Challenge advises against running them tubeless and while I am running them on some Velocity Aileron rims (which are road tubeless ready) I decided to see how they ride with latex tubes. They measure exactly 38mm on the 20mm rims when I first aired them up to 70psi (just to mount them). 

I think the rain and snow has finally let up here so I should get some time on them this week.

I'd also recommend the Ritchey Shield. They say 700x35, but mine measure a massive 39.8 on the Ailerons. They aired up tubeless and I ran them without issue for a few hundred miles on mostly gravel with a bit of paved commuting. They roll well, and are quite grippy in a wide range of gravel conditions. It's something of a sleeper tire as everyone is looking for volume but no one seems to know about this one.

S


----------



## NJBiker72

froze said:


> Panaracer Gravel King but they go only to 32 but they are I think the highest rated for gravel. Panaracer: Professional Bicycle Tires| Road


Agree with this. I use the Pasela TG because I do not think the Gravel King was out then, but would go with the Gravel King if doing it now.


----------



## HEMIjer

Dan Gerous said:


> Right now I'm trying Panaracer GravelKings but the smoother/smaller 700x28 because it's for a mix of dirt and pavement, happy so far but too small for some coarser, looser gravel. I manage on the loose stuff as there is not that much of it around.
> .


If using a road bike 28 Gravel Kings are good but sounds like the ability to go wider so that is always the best choice. I like the 28 Gravel Kings and they have been solid all around for me, still no replacement for a faster rolling cross tire though.


----------



## Dan Gerous

HEMIjer said:


> If using a road bike 28 Gravel Kings are good but sounds like the ability to go wider so that is always the best choice. I like the 28 Gravel Kings and they have been solid all around for me, still no replacement for a faster rolling cross tire though.


I agree. I chose these because I didn't want to bother switching tires for road rides and they ride pretty well on paved roads (did a 140km road ride on them last friday and they didn't seem to slow me down too much compared to typical lighter, faster, racier road tires... although I admit, most paved roads around here are so bad, they're closer to cobbled roads) but they are better than typical road tires on gravel/dirt, so it's a good compromise for my use. Despite the name though, this is not a pure gravel tire, I'd compare it more with Vittoria Pavés or other Paris-Roubaix style tires than dedicated gravel tires.


----------



## bubba117

thanks for the tip! what wheels are you running in the photo?


----------



## Stevereeneo

*My build - Aileron Rims...*



bubba117 said:


> thanks for the tip! what wheels are you running in the photo?

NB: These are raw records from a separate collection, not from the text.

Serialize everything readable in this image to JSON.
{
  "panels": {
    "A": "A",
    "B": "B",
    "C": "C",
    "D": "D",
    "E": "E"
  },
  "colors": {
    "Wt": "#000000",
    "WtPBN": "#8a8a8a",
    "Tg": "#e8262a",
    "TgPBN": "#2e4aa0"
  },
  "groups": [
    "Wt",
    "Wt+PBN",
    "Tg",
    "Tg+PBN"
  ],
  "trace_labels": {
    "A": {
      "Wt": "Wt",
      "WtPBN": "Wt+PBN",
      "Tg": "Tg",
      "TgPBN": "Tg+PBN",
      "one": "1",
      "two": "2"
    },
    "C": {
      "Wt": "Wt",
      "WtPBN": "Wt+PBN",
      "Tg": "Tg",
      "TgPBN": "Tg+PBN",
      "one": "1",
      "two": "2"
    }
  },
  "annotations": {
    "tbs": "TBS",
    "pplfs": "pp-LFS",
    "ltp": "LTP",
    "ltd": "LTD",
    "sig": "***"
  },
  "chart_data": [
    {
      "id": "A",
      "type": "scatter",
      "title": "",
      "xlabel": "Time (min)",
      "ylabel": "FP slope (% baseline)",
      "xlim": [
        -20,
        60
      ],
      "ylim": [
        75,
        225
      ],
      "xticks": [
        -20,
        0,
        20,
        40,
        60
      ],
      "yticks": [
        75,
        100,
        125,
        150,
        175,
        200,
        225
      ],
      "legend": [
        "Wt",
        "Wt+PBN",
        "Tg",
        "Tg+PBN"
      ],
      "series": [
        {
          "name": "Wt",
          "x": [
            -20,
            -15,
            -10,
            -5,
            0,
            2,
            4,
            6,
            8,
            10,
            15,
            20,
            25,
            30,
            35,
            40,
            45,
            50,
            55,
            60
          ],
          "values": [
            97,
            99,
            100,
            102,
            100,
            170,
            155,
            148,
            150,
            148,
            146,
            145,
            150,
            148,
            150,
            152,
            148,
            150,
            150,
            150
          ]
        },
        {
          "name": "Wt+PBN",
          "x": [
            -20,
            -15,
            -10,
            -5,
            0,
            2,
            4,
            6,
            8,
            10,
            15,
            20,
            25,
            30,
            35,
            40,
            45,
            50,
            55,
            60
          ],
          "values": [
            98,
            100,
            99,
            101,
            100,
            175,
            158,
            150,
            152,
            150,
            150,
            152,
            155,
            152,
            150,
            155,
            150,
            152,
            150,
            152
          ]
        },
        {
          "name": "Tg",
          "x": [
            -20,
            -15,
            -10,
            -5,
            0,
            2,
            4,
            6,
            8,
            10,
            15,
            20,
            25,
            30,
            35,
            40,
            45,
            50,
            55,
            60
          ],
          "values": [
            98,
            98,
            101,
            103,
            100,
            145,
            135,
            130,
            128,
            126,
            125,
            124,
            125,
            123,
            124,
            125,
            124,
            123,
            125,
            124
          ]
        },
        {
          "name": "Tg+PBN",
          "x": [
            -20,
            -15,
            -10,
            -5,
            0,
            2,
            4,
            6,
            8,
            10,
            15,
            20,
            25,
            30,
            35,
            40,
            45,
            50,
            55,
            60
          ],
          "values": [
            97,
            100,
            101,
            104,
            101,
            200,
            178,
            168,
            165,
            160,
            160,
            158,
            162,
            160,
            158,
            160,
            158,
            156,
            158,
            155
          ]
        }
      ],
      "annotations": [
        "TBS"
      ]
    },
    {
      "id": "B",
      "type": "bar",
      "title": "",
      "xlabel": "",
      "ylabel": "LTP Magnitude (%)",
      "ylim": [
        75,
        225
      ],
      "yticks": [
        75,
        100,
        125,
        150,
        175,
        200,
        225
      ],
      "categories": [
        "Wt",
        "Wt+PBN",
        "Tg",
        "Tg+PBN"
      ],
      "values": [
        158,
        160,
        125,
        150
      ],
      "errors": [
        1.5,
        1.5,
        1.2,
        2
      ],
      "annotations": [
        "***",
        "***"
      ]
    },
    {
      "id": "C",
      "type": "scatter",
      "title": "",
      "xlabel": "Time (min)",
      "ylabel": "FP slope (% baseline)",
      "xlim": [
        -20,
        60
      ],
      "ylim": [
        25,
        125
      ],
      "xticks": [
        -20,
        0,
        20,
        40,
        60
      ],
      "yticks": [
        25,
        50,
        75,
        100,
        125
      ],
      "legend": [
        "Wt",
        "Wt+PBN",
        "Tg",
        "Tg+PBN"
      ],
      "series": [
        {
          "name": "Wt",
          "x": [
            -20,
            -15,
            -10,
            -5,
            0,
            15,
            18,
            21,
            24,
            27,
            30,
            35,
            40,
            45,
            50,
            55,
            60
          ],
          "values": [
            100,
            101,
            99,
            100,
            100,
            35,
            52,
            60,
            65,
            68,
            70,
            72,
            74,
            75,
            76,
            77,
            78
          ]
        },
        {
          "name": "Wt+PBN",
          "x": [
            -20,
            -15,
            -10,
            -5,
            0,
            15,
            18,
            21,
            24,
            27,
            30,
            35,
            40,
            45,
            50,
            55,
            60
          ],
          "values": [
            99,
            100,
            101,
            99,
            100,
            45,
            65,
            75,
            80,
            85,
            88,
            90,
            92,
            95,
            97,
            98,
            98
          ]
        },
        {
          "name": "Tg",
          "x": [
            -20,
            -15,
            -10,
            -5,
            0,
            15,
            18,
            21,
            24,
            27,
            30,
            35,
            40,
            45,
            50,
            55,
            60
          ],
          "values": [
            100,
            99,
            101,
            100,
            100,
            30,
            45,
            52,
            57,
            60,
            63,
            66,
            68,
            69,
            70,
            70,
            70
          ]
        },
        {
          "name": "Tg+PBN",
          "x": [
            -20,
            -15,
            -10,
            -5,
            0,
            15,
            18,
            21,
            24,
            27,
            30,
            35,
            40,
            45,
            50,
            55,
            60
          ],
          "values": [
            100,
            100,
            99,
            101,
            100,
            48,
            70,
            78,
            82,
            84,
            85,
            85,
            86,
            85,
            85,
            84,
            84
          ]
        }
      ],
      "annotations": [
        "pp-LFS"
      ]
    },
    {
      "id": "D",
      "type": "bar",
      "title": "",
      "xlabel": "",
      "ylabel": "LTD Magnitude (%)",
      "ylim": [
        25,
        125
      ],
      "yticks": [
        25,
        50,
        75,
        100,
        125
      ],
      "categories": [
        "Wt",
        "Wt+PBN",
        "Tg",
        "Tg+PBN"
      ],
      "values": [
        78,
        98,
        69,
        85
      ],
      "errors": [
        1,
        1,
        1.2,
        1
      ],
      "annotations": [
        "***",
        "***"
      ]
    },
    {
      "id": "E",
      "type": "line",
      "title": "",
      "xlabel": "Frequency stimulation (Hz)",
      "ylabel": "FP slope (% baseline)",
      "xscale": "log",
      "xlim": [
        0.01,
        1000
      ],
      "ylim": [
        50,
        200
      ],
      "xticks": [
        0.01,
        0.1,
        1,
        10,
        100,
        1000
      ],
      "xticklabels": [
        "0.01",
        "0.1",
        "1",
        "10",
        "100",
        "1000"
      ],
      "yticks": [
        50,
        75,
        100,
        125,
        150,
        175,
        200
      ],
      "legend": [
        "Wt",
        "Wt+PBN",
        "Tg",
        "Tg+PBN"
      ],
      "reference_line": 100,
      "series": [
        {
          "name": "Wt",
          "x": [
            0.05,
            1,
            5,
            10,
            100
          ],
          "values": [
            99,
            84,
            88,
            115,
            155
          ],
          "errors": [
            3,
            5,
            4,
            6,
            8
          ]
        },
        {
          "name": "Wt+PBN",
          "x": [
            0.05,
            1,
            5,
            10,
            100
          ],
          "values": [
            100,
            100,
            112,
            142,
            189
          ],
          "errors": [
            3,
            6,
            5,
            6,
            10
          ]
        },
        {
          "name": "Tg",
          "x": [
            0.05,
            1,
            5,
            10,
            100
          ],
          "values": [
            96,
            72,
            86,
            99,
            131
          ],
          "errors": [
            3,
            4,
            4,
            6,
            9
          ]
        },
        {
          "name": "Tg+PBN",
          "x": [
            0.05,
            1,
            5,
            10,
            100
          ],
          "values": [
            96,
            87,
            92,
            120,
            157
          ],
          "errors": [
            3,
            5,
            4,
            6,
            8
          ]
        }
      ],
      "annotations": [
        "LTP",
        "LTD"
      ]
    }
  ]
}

I'm guessing that's for me as I don't see any other pics... 

Those wheels are a set I built myself. The rear is a Ritchey WCS (re-branded DT Swiss complete with their star ratchet...) 28h hub laced to a Velocity Aileron rim with DT Champion spokes. The front is an ebay hub I found with Enduro bearings and the same spokes laced to an Aileron rim. 

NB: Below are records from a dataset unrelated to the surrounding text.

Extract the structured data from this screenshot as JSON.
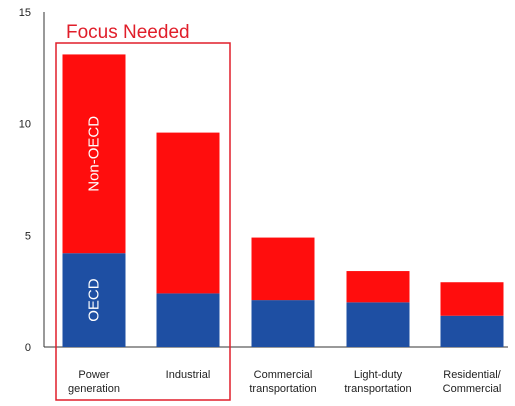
{
  "chart_data": {
    "type": "bar",
    "stacked": true,
    "categories": [
      [
        "Power",
        "generation"
      ],
      [
        "Industrial"
      ],
      [
        "Commercial",
        "transportation"
      ],
      [
        "Light-duty",
        "transportation"
      ],
      [
        "Residential/",
        "Commercial"
      ]
    ],
    "series": [
      {
        "name": "OECD",
        "color": "#1e4fa3",
        "values": [
          4.2,
          2.4,
          2.1,
          2.0,
          1.4
        ]
      },
      {
        "name": "Non-OECD",
        "color": "#ff0d0d",
        "values": [
          8.9,
          7.2,
          2.8,
          1.4,
          1.5
        ]
      }
    ],
    "title": "",
    "xlabel": "",
    "ylabel": "",
    "ylim": [
      0,
      15
    ],
    "yticks": [
      0,
      5,
      10,
      15
    ],
    "grid": false,
    "legend": "none",
    "annotation": {
      "text": "Focus Needed",
      "color": "#e01e2a",
      "covers_categories": [
        0,
        1
      ]
    }
  }
}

I needed a hub that would be swapable between a 15mm thru axel and std QR and wasn't too heavy and I found it for a song with both sets of end caps. I was thinking, "It's a front hub, it just needs to stay together and roll nicely..." So far it has done it's job without complaint. ;-) The bit of research I did indcated it is made by Powerway (China). 

I have been impressed with how well the Aileron rims have held up to some pretty rough gravel roads. One ride in particular, I thought for sure the wheels would need some serious truing afterwards - but they are as true as the day I finished building them with hundreds of rough miles under them. I like that I can run road tubeless on them and have run a few CX tires tubeless.

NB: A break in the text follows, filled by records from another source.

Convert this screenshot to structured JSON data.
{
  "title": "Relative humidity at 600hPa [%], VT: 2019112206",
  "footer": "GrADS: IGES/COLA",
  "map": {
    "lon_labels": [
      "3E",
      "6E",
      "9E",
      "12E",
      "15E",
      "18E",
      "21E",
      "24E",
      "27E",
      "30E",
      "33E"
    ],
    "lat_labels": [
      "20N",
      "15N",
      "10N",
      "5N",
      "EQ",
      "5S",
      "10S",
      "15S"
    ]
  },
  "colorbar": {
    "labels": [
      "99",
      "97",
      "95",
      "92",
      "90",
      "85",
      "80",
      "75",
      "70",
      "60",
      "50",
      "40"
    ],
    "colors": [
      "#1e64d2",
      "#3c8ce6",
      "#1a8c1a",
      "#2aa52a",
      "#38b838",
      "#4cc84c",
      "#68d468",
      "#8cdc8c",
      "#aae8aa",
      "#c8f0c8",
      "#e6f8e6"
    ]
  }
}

The other rim I'd recommend - and perhaps a bit more over these - are the Pacenti SL25s. I built a "road" set with those wheels on some DT hubs and run Schwalbe One tubeless tires and they are quite nice as well.

I did a 1300' dirt road climb today and the descent was fine on those tires... they were quite comfy. 

S


----------



## PMC

wgscott said:


> I've been very happy with Clement XPLOR USH 120 tpi 35mm tires.
> 
> Amazon.com : Clement Cycling X'PLOR USH Clincher 120 TPI Tire, Size: 700cm x 35mm : Bike Tires : Sports & Outdoors
> 
> I haven't run them tubeless, but others have. This reminded me to order another one; I always like to keep a spare. You can read my review on Amazon (best price btw).


These are great gravel tires
I'm on my 2nd set of 120tpi ush and think they're about the best compromise when your gravel is anything from hard pack to marble size loose gravel. 

I've done a number of gravel races that have sections where guys on 28s flat due to rocks but haven't had a flat with the 35s.


----------